Why Clustrix: Database Landscapes

Helping understand your options in the complex database space.

Several databases and data management platforms are now on the market. We created a series of landscapes to help our customers determine the right solution to their problem. Whether primary or analytics, SQL or NoSQL–comparing features gives clarity.

All Database Landscape

The All Database Landscape shows the different databases available to users today. Each has its own storage requirements, depending on the structure of the data, where the data is in the database lifetime, and what kind of workload is run against the data.
All Databases

Primary Databases

Companies typically run their primary business on a primary database, which is usually able to take a high volume of writes. Some of these databases also provide real-time analytics, but others don’t, and this differentiating factor is critical. Legacy SQL databases are being challenged by both NoSQL and NewSQL databases, which provide scale-out capabilities for growth. These newer databases are the primary choice for most new applications being developed today and are slowly replacing some legacy installations.

Analytics Platforms

The analytics platforms have offline data that is Extract, Transform, Load (ETL) from a primary database and aggregated from other sources. These platforms are optimized for fast and scalable analytics on high volumes of historic data and can be thought of as batch processing systems, especially with Hadoop.

File Stores

File stores provide cost-efficient and scalable storage, and are used primarily for blob storage. For example, an online file storage solution would store the files there, but use a primary database to keep information about users, file versioning, etc.

Database Stores

Specialized data stores are narrowly focused on a particular problem and are usually put alongside the primary database to handle very specialized use cases, such as text search for Solr, as multiple caching solutions, and as a graph database for finding social connections.

Scale-out Primary Database Landscape

Scale-out primary databases are dominating the new application development. As companies build new systems for the cloud, they’re looking for scale-out solutions that can grow incrementally and with flexibility. These applications are expected to handle millions of users or high volumes of machine-generated data and therefore need to scale predictably and fast.

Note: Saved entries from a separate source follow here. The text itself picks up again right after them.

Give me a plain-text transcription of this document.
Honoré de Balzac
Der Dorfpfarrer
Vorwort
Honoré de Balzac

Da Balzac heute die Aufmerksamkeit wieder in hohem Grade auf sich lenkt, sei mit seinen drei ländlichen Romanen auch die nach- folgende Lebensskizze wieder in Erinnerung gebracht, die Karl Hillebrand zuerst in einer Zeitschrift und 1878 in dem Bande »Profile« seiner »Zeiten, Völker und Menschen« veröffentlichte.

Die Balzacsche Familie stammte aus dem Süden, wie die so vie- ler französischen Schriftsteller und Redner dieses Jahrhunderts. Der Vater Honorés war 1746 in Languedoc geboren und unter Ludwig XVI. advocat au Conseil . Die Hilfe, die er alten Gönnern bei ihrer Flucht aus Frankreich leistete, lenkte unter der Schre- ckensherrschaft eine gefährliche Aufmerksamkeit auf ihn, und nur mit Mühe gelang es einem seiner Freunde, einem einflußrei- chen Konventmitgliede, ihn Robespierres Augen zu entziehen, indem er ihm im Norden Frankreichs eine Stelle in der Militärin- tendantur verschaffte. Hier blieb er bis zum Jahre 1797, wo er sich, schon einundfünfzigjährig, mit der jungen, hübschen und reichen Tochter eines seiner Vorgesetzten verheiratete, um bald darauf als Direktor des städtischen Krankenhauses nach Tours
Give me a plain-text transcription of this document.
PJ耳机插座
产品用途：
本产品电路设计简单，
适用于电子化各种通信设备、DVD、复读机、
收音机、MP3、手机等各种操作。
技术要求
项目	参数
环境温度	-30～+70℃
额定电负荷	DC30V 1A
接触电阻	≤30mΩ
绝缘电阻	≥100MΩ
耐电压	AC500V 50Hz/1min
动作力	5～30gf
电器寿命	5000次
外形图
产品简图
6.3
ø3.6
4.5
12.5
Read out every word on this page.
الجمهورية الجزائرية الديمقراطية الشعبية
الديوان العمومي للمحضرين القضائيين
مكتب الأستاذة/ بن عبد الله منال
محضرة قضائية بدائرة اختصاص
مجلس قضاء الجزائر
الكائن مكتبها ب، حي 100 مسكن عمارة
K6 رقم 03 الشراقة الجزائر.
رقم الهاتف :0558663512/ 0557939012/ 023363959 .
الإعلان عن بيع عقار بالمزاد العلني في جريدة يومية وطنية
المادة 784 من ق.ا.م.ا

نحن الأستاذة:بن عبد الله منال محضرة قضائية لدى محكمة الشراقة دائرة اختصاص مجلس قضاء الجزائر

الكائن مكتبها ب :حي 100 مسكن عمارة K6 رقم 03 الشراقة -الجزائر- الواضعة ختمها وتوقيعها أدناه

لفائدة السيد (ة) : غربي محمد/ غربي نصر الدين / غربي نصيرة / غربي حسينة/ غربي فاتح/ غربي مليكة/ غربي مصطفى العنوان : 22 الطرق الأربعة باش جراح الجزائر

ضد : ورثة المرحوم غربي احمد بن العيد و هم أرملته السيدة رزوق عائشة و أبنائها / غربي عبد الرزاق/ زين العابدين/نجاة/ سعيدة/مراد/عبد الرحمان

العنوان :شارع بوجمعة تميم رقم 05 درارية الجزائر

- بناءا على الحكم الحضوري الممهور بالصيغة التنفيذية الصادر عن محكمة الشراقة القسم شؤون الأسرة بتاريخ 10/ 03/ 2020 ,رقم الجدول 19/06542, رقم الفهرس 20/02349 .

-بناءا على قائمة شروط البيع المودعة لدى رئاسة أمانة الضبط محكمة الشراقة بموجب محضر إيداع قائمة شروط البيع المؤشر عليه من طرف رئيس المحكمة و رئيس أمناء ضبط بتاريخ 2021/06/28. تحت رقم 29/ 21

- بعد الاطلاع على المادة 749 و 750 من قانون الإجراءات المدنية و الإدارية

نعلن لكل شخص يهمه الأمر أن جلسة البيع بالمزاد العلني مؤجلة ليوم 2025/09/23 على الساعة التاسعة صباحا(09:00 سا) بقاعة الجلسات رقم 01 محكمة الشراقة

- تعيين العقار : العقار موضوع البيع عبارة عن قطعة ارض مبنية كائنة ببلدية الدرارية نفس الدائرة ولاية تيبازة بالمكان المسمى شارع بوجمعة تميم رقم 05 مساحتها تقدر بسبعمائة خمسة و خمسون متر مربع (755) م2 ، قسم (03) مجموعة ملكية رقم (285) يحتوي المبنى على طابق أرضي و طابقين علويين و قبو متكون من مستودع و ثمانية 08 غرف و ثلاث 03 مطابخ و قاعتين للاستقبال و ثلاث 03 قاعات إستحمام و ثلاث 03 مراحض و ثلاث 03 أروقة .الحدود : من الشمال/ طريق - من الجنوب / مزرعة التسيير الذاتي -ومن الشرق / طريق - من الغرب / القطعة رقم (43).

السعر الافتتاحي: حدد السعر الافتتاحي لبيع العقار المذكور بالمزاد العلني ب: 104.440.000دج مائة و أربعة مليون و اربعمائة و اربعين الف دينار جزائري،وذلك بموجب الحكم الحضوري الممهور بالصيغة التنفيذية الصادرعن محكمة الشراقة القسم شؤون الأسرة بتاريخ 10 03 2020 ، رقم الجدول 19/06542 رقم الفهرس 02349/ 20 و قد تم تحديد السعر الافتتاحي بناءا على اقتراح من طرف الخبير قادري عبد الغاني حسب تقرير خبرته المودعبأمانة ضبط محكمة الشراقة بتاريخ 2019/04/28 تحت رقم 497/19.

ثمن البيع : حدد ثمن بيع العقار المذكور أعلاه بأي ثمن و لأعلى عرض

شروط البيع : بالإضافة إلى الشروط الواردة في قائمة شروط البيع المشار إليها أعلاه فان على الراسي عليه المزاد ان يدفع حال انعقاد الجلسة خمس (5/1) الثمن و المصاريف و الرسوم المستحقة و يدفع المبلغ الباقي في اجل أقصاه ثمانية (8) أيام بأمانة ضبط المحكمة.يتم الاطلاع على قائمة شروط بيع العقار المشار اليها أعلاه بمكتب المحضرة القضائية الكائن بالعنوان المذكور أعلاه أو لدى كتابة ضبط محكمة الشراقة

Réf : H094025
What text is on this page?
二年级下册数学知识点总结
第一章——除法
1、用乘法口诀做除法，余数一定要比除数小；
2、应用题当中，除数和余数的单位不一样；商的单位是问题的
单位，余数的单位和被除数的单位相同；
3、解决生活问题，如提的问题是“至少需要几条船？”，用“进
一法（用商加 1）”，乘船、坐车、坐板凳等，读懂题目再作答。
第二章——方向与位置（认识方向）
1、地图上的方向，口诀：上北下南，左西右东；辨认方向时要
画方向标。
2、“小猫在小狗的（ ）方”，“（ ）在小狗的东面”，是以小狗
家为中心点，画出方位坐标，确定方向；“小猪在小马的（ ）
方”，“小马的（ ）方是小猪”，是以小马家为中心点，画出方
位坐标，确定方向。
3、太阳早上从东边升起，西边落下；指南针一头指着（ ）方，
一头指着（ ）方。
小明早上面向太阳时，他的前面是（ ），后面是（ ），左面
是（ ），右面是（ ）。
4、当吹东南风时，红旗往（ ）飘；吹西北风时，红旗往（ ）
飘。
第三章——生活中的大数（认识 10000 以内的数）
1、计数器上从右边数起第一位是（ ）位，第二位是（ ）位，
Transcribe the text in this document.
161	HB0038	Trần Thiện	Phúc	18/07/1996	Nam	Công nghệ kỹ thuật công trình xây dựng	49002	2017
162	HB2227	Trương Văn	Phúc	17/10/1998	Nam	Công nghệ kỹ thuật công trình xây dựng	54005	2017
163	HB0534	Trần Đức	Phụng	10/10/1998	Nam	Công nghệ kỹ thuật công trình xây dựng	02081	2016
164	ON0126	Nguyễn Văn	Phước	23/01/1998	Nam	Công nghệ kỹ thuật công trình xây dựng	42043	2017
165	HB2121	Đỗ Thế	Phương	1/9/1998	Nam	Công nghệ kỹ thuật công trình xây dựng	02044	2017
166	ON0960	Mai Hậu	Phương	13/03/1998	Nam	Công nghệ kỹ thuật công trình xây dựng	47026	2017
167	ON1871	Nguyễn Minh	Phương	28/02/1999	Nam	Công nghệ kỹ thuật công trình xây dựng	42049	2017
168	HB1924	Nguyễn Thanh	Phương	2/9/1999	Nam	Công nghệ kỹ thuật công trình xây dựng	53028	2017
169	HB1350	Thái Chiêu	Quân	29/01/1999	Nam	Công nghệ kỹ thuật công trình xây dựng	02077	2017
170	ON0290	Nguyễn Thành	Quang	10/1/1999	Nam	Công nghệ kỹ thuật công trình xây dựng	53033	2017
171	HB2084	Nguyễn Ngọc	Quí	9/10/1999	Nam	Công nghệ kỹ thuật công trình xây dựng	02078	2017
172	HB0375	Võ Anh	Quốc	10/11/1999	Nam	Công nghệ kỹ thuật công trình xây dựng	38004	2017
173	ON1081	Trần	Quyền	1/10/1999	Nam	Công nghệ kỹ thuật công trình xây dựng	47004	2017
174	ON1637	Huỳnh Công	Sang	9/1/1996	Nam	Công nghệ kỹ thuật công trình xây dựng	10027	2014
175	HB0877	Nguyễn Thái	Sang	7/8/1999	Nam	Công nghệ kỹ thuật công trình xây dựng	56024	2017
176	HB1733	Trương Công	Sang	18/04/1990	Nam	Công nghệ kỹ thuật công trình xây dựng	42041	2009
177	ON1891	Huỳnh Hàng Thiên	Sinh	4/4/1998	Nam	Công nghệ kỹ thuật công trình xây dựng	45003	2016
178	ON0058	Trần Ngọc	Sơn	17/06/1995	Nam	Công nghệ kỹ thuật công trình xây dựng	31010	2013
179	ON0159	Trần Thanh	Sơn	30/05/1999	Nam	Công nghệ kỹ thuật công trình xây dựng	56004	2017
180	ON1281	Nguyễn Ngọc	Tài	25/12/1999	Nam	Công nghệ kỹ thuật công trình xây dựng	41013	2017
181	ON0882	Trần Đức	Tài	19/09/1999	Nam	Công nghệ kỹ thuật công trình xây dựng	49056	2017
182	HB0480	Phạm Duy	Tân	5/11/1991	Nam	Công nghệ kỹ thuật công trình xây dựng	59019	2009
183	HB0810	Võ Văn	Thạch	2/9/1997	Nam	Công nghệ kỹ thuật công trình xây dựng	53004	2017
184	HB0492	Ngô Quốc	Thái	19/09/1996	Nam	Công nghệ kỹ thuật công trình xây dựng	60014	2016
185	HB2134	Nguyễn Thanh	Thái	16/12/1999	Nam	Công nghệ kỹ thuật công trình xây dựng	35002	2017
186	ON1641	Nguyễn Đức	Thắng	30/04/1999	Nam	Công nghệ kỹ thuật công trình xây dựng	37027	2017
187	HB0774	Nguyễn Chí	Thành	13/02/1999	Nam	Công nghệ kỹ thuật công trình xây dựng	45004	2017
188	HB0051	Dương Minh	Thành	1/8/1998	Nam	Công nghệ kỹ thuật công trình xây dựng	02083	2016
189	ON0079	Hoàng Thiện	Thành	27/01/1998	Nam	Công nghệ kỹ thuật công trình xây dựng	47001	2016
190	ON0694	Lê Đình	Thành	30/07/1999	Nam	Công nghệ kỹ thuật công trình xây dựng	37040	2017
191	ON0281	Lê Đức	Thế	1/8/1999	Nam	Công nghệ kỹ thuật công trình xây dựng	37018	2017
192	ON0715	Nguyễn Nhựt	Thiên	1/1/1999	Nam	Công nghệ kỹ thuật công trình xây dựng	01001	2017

Clustrix Infographic: Scale-Out Primary DB Landscape

However, in terms of the features provided by scale-out platforms, they can be widely variable. The most feature-rich solution might not be the best; it really depends on the use case that needs to be solved. But it does seem that with the mindshare behind NoSQL, some developers might not have paid attention to the NewSQL databases that provide scale-out capabilities, such as NoSQL along with SQL and ACID guarantees that have served us well for decades.

Key-Value Stores

Key value stores are used for storing simple data and caching and are widely used in the industry. For applications of any complexity, however, a richer accompanying database is needed.

Tabular Stores

Tabular stores, primarily developed following the publication of Google’s Bigtable paper, allow flexible schemas where a row needs to have only a subset of the columns. Cassandra, for example, provides very good write throughput with tunable eventual consistency at the row level. When compared with relational databases, tabular stores provide no analytic queries and are not able to perform multi row transactions. These inabilities aren’t acceptable for many applications, and therefore some users choose to build such logic into their applications.

Document Stores

Document stores became popular partly because they store JSON which maps easily to objects, especially from the Javascript world. These stores provide flexible nested schemas and indexing, which fits well for document-like structures. They don’t provide joins and therefore can’t work for many use cases as the primary store, since data here is inherently relational (e.g. , users, products, inventories, and orders for e-commerce are inherently related). MongoDB has become popular, but the use case they are targeting is indicated by database-level locks. They expect few small writes and many reads and, to a certain degree, perform well when acting as a cache layer.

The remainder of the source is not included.